Can someone help me with the pros and cons of this?

Maybe a document I could read up on?

Re: ISCSi and NFS on the same vif?

What are you asking exactly?

Is it okay to run NFS and iSCSI on the same vif? Yes it sure is.

Would I do this? Probably, however as I like to use jumbo frames for iSCSI and normal frames for NFS I might possible use different VIFs for iSCSI and NFS traffic. Everyone's enviornment is different, so this might not work for you.

Is NFS better than iSCSI? Depends on what you're trying to achieve, for VMware workloads; absolutely!

Re: ISCSi and NFS on the same vif?

Hi,

Having separate vifs for all different types of traffic is nice for bandwidth allocation and troubleshooting purposes, but quite often is not doable due to the number of available ports.

As you probably know, you can have different VLANs on top of the same vif, which does the logical separation.

Regards,

Radek

Re: ISCSi and NFS on the same vif?

Thanks guys! You both answered my queston.

This biggest setback that you guys have pointed out; is if you want to use jumbo frames, this will not be possible. But otherwise, this is not a huge issue? I'm asking this because I have few ports to work with like Radek pointed out.

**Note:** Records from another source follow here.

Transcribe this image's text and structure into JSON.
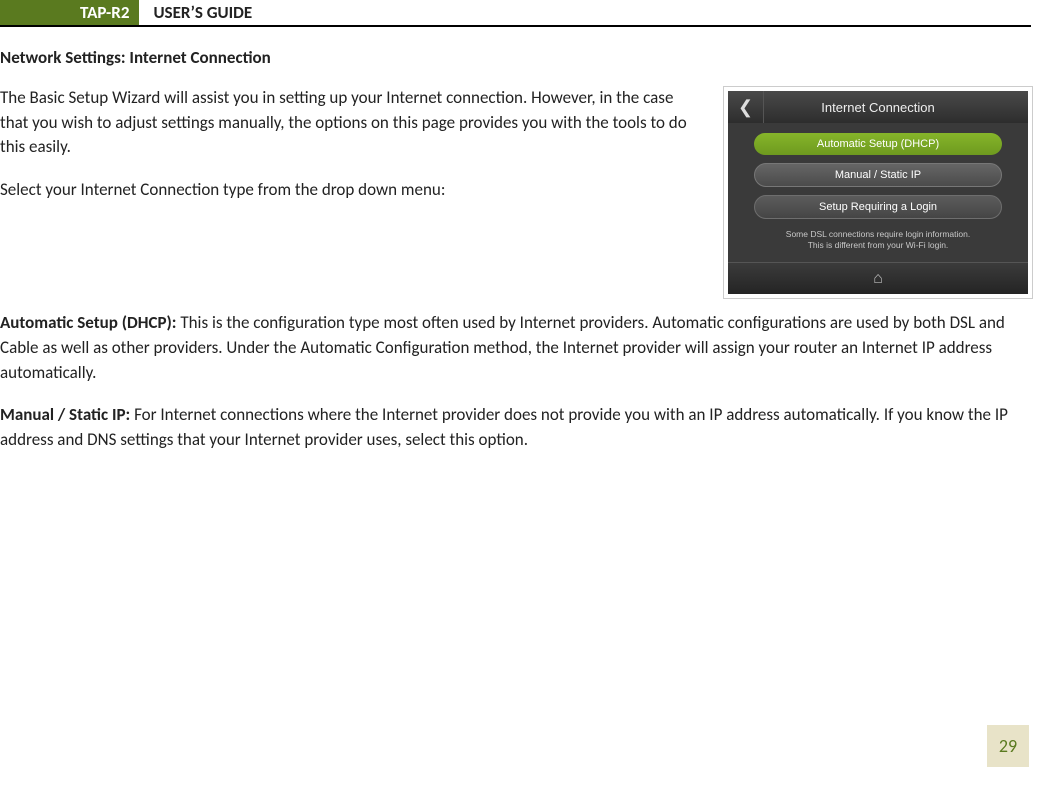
{
  "header": {
    "badge": "TAP-R2",
    "title": "USER’S GUIDE"
  },
  "section_title": "Network Settings: Internet Connection",
  "intro_p1": "The Basic Setup Wizard will assist you in setting up your Internet connection. However, in the case that you wish to adjust settings manually, the options on this page provides you with the tools to do this easily.",
  "intro_p2": "Select your Internet Connection type from the drop down menu:",
  "dhcp": {
    "label": "Automatic Setup (DHCP):",
    "text": " This is the configuration type most often used by Internet providers. Automatic configurations are used by both DSL and Cable as well as other providers. Under the Automatic Configuration method, the Internet provider will assign your router an Internet IP address automatically."
  },
  "static": {
    "label": "Manual / Static IP:",
    "text": " For Internet connections where the Internet provider does not provide you with an IP address automatically. If you know the IP address and DNS settings that your Internet provider uses, select this option."
  },
  "phone": {
    "title": "Internet Connection",
    "opt_dhcp": "Automatic Setup (DHCP)",
    "opt_static": "Manual / Static IP",
    "opt_login": "Setup Requiring a Login",
    "note_l1": "Some DSL connections require login information.",
    "note_l2": "This is different from your Wi-Fi login."
  },
  "page_number": "29"
}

Re: ISCSi and NFS on the same vif?

You can have multiple vlans on top of a VIF, one for NFS and one for iSCSI for example.  On the NetApp, IP addresses and MTUs are defined at the VLAN level.  Your switching infrastructure must be configured to match.  Switch implementations vary. I recently configured an Extreme switch with Jumbo frames on one VLAN and standard on another. I am sure this is also supported on recent enterprise class switches. In the case of our Extreme switch, the MTU was defined at the port level and had to be as large or larger than the largest VLAN MTU and then the MTUs for each VLAN were defined per VLAN.  One thing to watch out for is low end managed switches that may not have large enough port buffers to efficiently support jumbo frames or perhaps do not allow the definition of enough VLANS.  We saw an inexpensive switch recently that only allowed 4 VLANs to be defined and this was not adequate for an ideal VMware VLAN configuration.